Obama has also recently authorized the Central Intelligence Agency (CIA) to expand its use of Predator drone attacks in Pakistan, the New York Times recently wrote in a favorable piece on the destructive assassination program. The missile attacks have killed hundreds in the past two years—at least 400 by the CIA’s unofficial tally. The real figure is likely close to 1,000.

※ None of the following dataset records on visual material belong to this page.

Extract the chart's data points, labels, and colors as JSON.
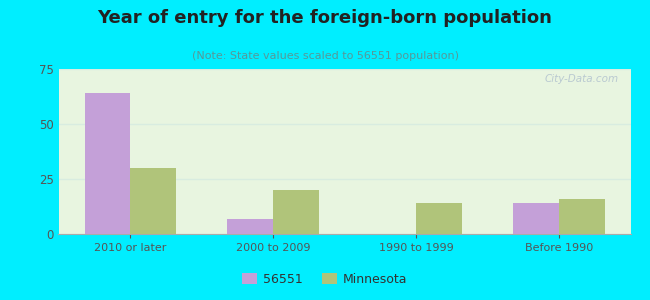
{
  "title": "Year of entry for the foreign-born population",
  "subtitle": "(Note: State values scaled to 56551 population)",
  "categories": [
    "2010 or later",
    "2000 to 2009",
    "1990 to 1999",
    "Before 1990"
  ],
  "values_56551": [
    64,
    7,
    0,
    14
  ],
  "values_minnesota": [
    30,
    20,
    14,
    16
  ],
  "color_56551": "#c4a0d8",
  "color_minnesota": "#b0c47a",
  "background_outer": "#00eeff",
  "background_inner": "#e8f5e0",
  "ylim": [
    0,
    75
  ],
  "yticks": [
    0,
    25,
    50,
    75
  ],
  "bar_width": 0.32,
  "legend_label_56551": "56551",
  "legend_label_minnesota": "Minnesota",
  "watermark": "City-Data.com",
  "title_color": "#222222",
  "subtitle_color": "#559999",
  "tick_color": "#555555",
  "grid_color": "#d8ece0"
}
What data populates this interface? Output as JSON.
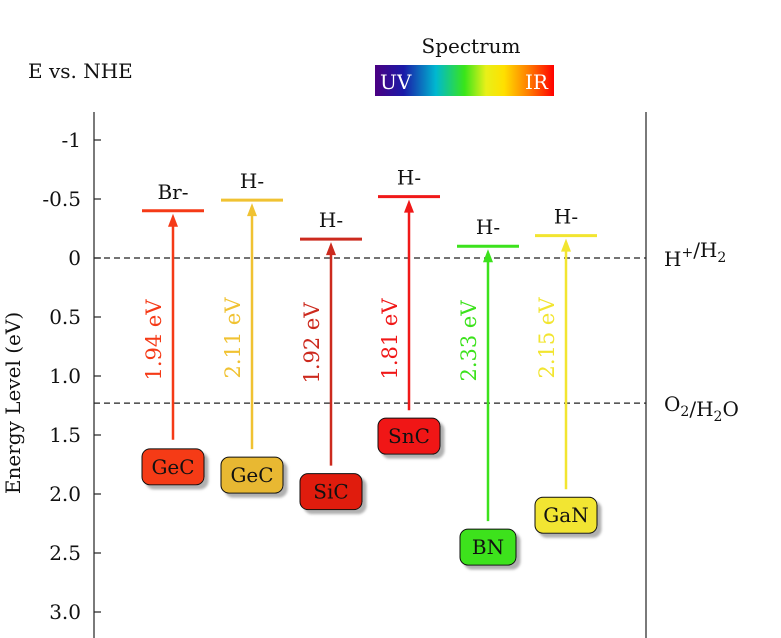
{
  "header": {
    "title": "E vs. NHE",
    "spectrum_title": "Spectrum",
    "spectrum_uv": "UV",
    "spectrum_ir": "IR"
  },
  "axis": {
    "ylabel": "Energy Level (eV)",
    "ticks": [
      {
        "label": "-1",
        "value": -1.0
      },
      {
        "label": "-0.5",
        "value": -0.5
      },
      {
        "label": "0",
        "value": 0.0
      },
      {
        "label": "0.5",
        "value": 0.5
      },
      {
        "label": "1.0",
        "value": 1.0
      },
      {
        "label": "1.5",
        "value": 1.5
      },
      {
        "label": "2.0",
        "value": 2.0
      },
      {
        "label": "2.5",
        "value": 2.5
      },
      {
        "label": "3.0",
        "value": 3.0
      }
    ]
  },
  "reference_lines": [
    {
      "value": 0.0,
      "label_main": "H",
      "label_sup": "+",
      "label_mid": "/H",
      "label_sub": "2",
      "label_end": ""
    },
    {
      "value": 1.23,
      "label_main": "O",
      "label_sup": "",
      "label_mid": "",
      "label_sub": "2",
      "label_end": "/H2O"
    }
  ],
  "materials": [
    {
      "name": "GeC",
      "cb_label": "Br-",
      "gap_label": "1.94 eV",
      "cb": -0.4,
      "vb": 1.54,
      "badge_level": 1.77,
      "color": "#f53a17",
      "badge_color": "#f53a17"
    },
    {
      "name": "GeC",
      "cb_label": "H-",
      "gap_label": "2.11 eV",
      "cb": -0.49,
      "vb": 1.62,
      "badge_level": 1.84,
      "color": "#f0c232",
      "badge_color": "#e8b832"
    },
    {
      "name": "SiC",
      "cb_label": "H-",
      "gap_label": "1.92 eV",
      "cb": -0.16,
      "vb": 1.76,
      "badge_level": 1.98,
      "color": "#cc2a1e",
      "badge_color": "#e01a10"
    },
    {
      "name": "SnC",
      "cb_label": "H-",
      "gap_label": "1.81 eV",
      "cb": -0.52,
      "vb": 1.29,
      "badge_level": 1.51,
      "color": "#f01818",
      "badge_color": "#f01818"
    },
    {
      "name": "BN",
      "cb_label": "H-",
      "gap_label": "2.33 eV",
      "cb": -0.1,
      "vb": 2.23,
      "badge_level": 2.45,
      "color": "#3ce21c",
      "badge_color": "#3ce21c"
    },
    {
      "name": "GaN",
      "cb_label": "H-",
      "gap_label": "2.15 eV",
      "cb": -0.19,
      "vb": 1.96,
      "badge_level": 2.18,
      "color": "#f2e530",
      "badge_color": "#f2e530"
    }
  ]
}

In gross violation of international law and the sovereignty of Pakistan, the drones carry out missile strikes against alleged Taliban and Al Qaeda supporters. The flights are operated from consoles resembling video game machines at CIA headquarters in Langley, Virginia. While the US—which officially denies the existence of the attacks—claims that those killed are almost all Taliban or Al Qaeda, it provides not a shred of evidence to back up these assertions.


Washington’s stepped-up drone attacks and its dragooning of Islamabad into launching full-scale military operations against the tribes of its border regions have destabilized Pakistan and provoked a wave of terrorist attacks.


The latest of these came Monday when four militants using grenades and automatic weapons targeted a mosque used by Pakistan’s top generals at Friday prayers, killing 36 with guns and grenades before blowing themselves up. Among the dead were two generals and several other army officers.


The brazenness of the assault took Pakistan’s government and military brass by surprise. It took place in a highly fortified area of the city Rawalpindi, which is the headquarters of Pakistan’s military and a large suburb of Islamabad, and was the third such attack in Rawalpindi in two months. On October 10, a group of gunmen attacked army headquarters. A day-long battle ensued that killed 23, including the militants.


More than 400 have died in militant attacks across Pakistan since October.